Мать  не помнил, отца схоронил рано, с детства по чужим мыкался, да ведь и мир не без добрых людей – дотянул-таки обреченный пенсионер до своего шестого десятка. Дотянул и дело питейное на тормоза пока поставил.
 – Не тянет что-то, – говорит, – мотор отказывает.

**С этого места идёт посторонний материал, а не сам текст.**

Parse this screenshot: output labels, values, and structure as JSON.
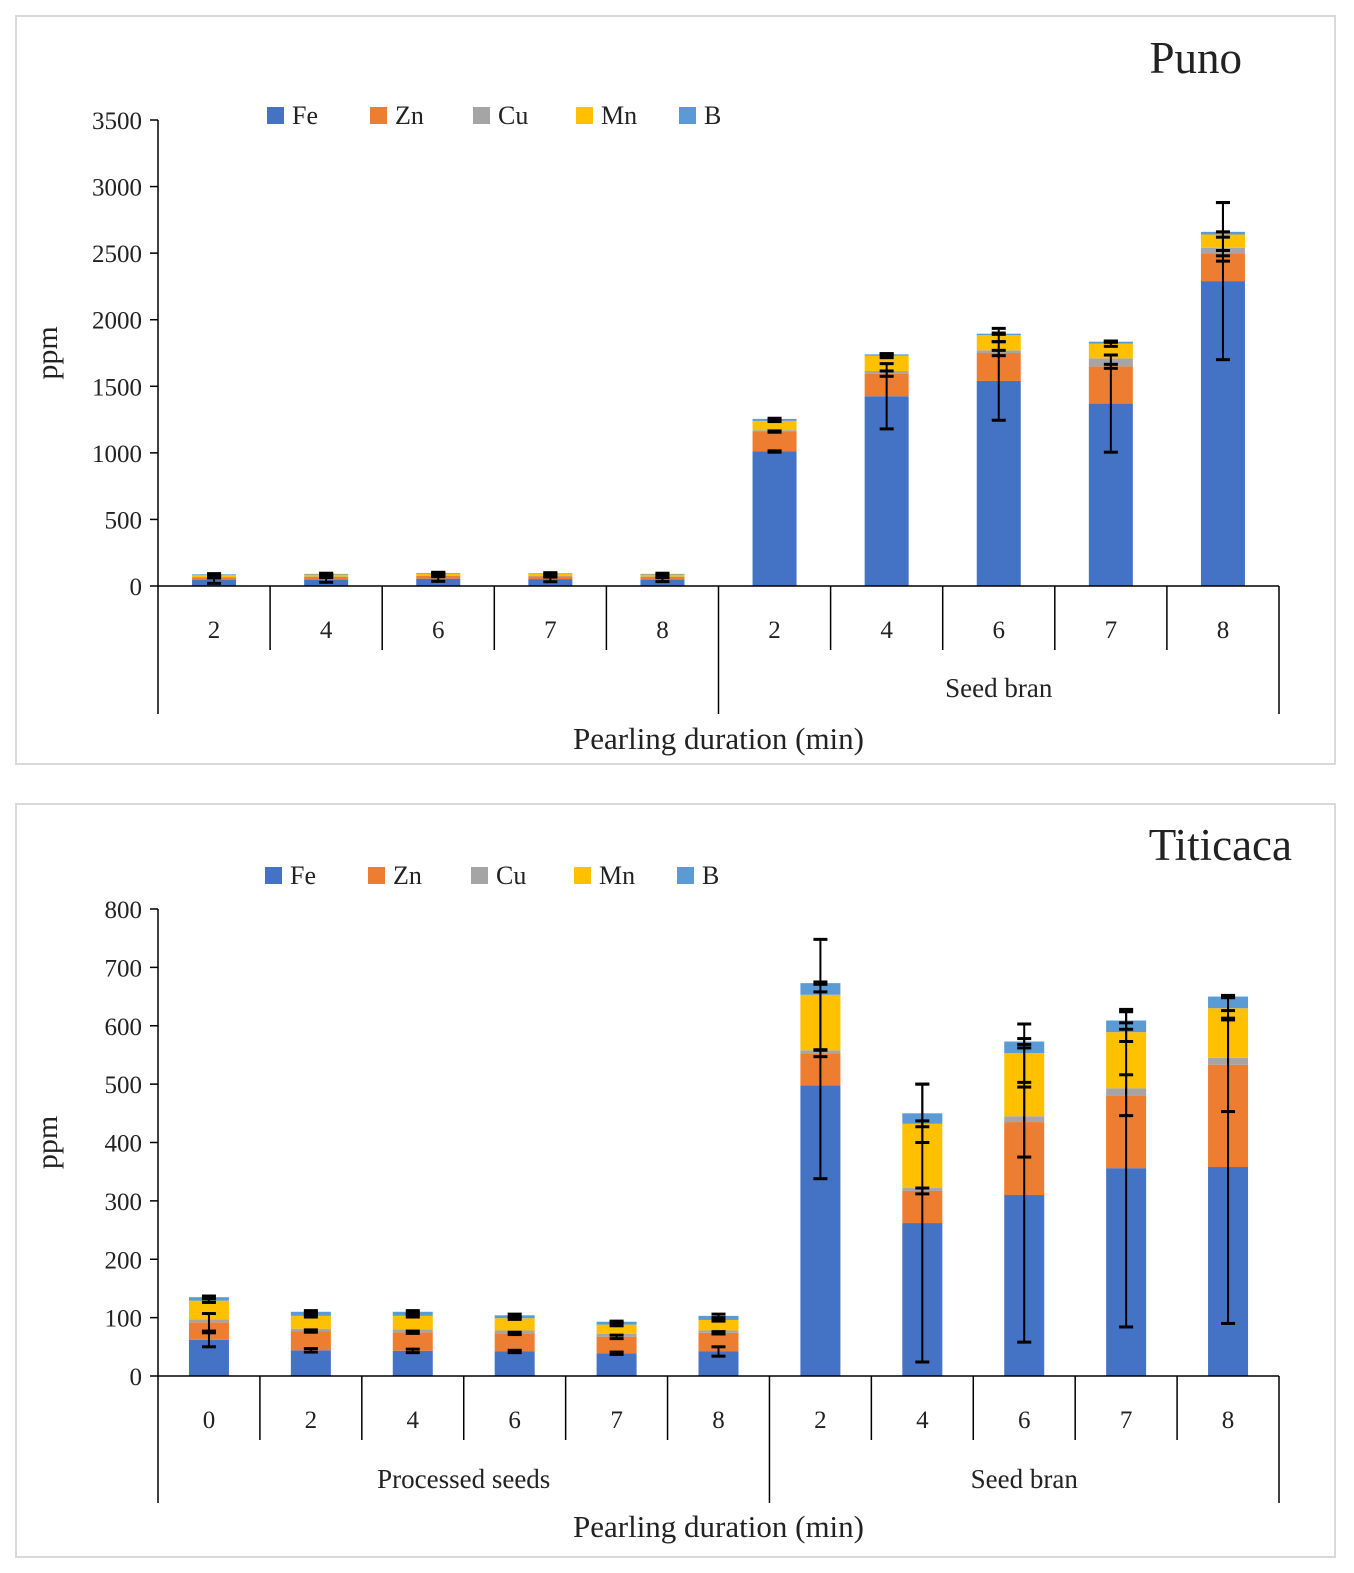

       К себе пить пускал, только просил не буянить. И отчего-то (вот уж загадка!) и вправду не буянил народ у него. Разогреются, заспорят, но не больше того. В комнате дым – хоть топор вешай, а Ванечка сидит в уголочке, о своем думает. Многие ему по пьяному делу душу свою раскрывали, плакали. Сидит инвалидушка, слушает внимательно, иногда словечко-другое вставит, а так в основном все молча. Да и чего тут скажешь, когда душа у человека наружу лезет, выворачивается? Ведь утром проснется, вспомнит, зыркнет, но руку не поднимет, уйдет, только дверью хлопнет. Однажды, правда, прилетело Ванечке. Ватага молодцов гуляла неподалеку. Так вот, один из них, остекленевший, то ли укуренный, то ли уколотый, подошел, посмотрел и, ничего не говоря,  хрясь ногой по лицу – ни за что ни про что. Ванечка как сидел на скамейке,  так сразу и рухнул. Парень посмотрел невидящим взглядом на упавшего инвалида и пошел  молча дальше догоняться. Хорошо, что хоть пинать не стал, а то, кроме сломанного носа, еще и ребрам бы досталось.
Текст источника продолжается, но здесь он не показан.